Speziell für den Smart-Home-Bereich existieren diverse Technologien zur Verbindung der Geräte. Z-Wave ist eines von vielen Funkprotokollen, das smarten Geräten die Kommunikation ermöglicht. Neben ZigBee, EnOcean, WLAN, Bluetooth und Co. ist der Standard die populärste Funktechnologie der Welt.

Das Funkprotokoll sendet im Frequenzbereich zwischen 850 und 950 MHz lizenzfrei. Deswegen ist es nicht möglich, ein amerikanisches Produkt in Europa oder Asien zu verwenden. Innerhalb der Frequenzgrenzen funktioniert das System aber herstellerübergreifend. Die Z-Wave Alliance besteht aus den teilnehmenden Unternehmen und produziert die Chips, auf denen das Funkprotokoll gespeichert ist.

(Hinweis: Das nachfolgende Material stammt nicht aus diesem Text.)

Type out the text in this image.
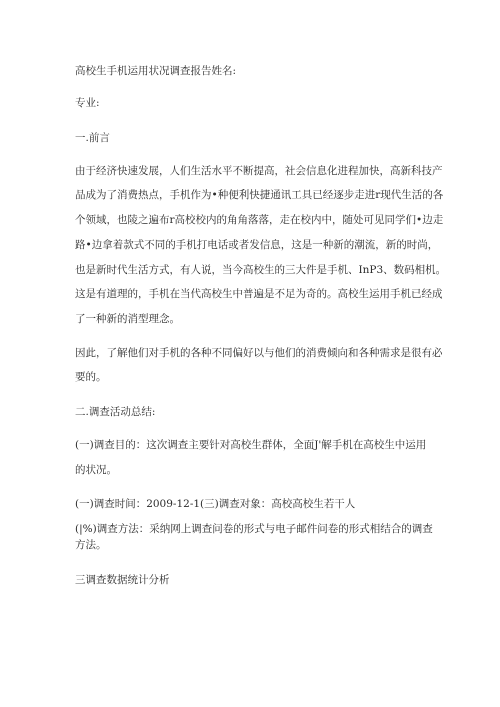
高校生手机运用状况调查报告姓名:
专业:
一.前言
由于经济快速发展，人们生活水平不断提高，社会信息化进程加快，高新科技产
品成为了消费热点，手机作为•种便利快捷通讯工具已经逐步走进r现代生活的各
个领域，也陵之遍布r高校校内的角角落落，走在校内中，随处可见同学们•边走
路•边拿着款式不同的手机打电话或者发信息，这是一种新的潮流，新的时尚，
也是新时代生活方式，有人说，当今高校生的三大件是手机、InP3、数码相机。
这是有道理的，手机在当代高校生中普遍是不足为奇的。高校生运用手机已经成
了一种新的消型理念。
因此，了解他们对手机的各种不同偏好以与他们的消费倾向和各种需求是很有必
要的。
二.调查活动总结:
(一)调查目的：这次调查主要针对高校生群体，全面J'解手机在高校生中运用
的状况。
(一)调查时间：2009-12-1(三)调查对象：高校高校生若干人
(|%)调查方法：采纳网上调查问卷的形式与电子邮件问卷的形式相结合的调查
方法。
三调查数据统计分析
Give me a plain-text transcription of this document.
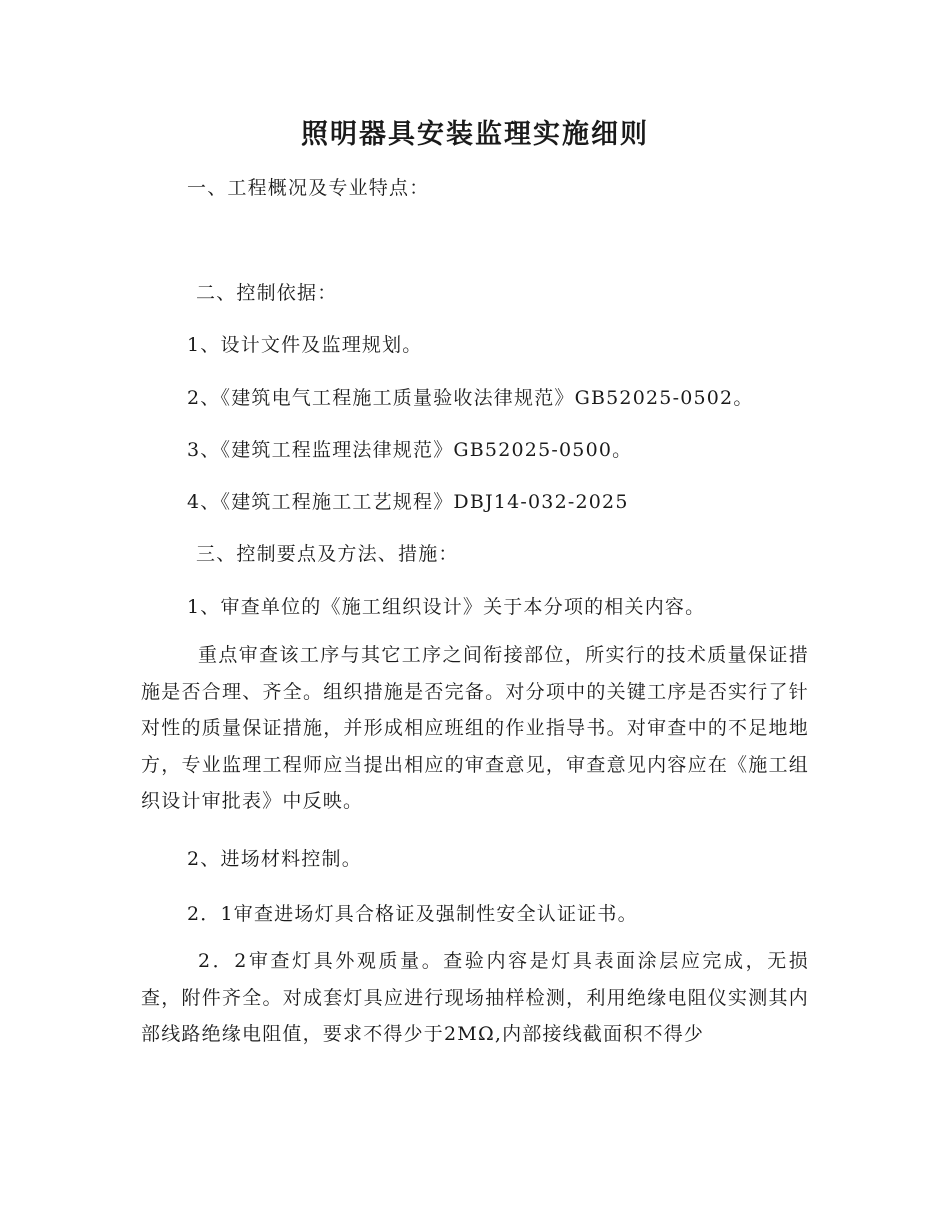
照明器具安装监理实施细则
一、工程概况及专业特点：
二、控制依据：
1、设计文件及监理规划。
2、《建筑电气工程施工质量验收法律规范》GB52025-0502。
3、《建筑工程监理法律规范》GB52025-0500。
4、《建筑工程施工工艺规程》DBJ14-032-2025
三、控制要点及方法、措施：
1、审查单位的《施工组织设计》关于本分项的相关内容。
重点审查该工序与其它工序之间衔接部位，所实行的技术质量保证措施是否合理、齐全。组织措施是否完备。对分项中的关键工序是否实行了针对性的质量保证措施，并形成相应班组的作业指导书。对审查中的不足地地方，专业监理工程师应当提出相应的审查意见，审查意见内容应在《施工组织设计审批表》中反映。
2、进场材料控制。
2．1审查进场灯具合格证及强制性安全认证证书。
2．2审查灯具外观质量。查验内容是灯具表面涂层应完成，无损查，附件齐全。对成套灯具应进行现场抽样检测，利用绝缘电阻仪实测其内部线路绝缘电阻值，要求不得少于2MΩ,内部接线截面积不得少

Z-Wave für ein smartes Zuhause

Die Technologie zeichnet sich durch ihr einfaches Handling und benutzerfreundliche Bedienung aus. In den vergangenen Jahren etablierte sie sich deswegen als umfassendster Funk-Standard der Welt. Die drei Sprachassistenten Siri, Alexa und Google Assistant sind ebenso kompatibel, wie zahlreiche Produkte namhafter Hersteller wie devolo, FIBARO, POPP und D-Link.

Verfügt ein Gerät über einen Chip des Protokolls, kommuniziert es bei Einbindung in ein bestehendes System automatisch mit anderen Komponenten, die ebenfalls über einen Chip verfügen. Auf diese Weise werden sie teilweise zum Router umfunktioniert, da sie das Signal verstärken. So entsteht eine stabile flächendeckende Funkverbindung, die einen Radius zwischen 40 und 100 Metern abdeckt. Z-Wave wurde speziell für den Smart-Home-Einsatz entwickelt und benötigt im Vergleich zu Funktechnologien wie WLAN sehr wenig Energie. Batteriebetriebene Geräte halten bis zu zwei Jahre, bevor der Stromspeicher ausgewechselt werden muss.

Z-Wave Plus

2013 erschien mit Z-Wave Plus eine Erweiterung. Das wichtigste zuerst: Du kannst auch Deine alten Geräte mit dem neuen Standard nutzen. Dieser sorgt für eine größere Reichweite, stabilere Verbindungen, noch geringeren Energieverbrauch und mehr Bandbreite, um größere Datenmenge als zuvor transportieren zu können.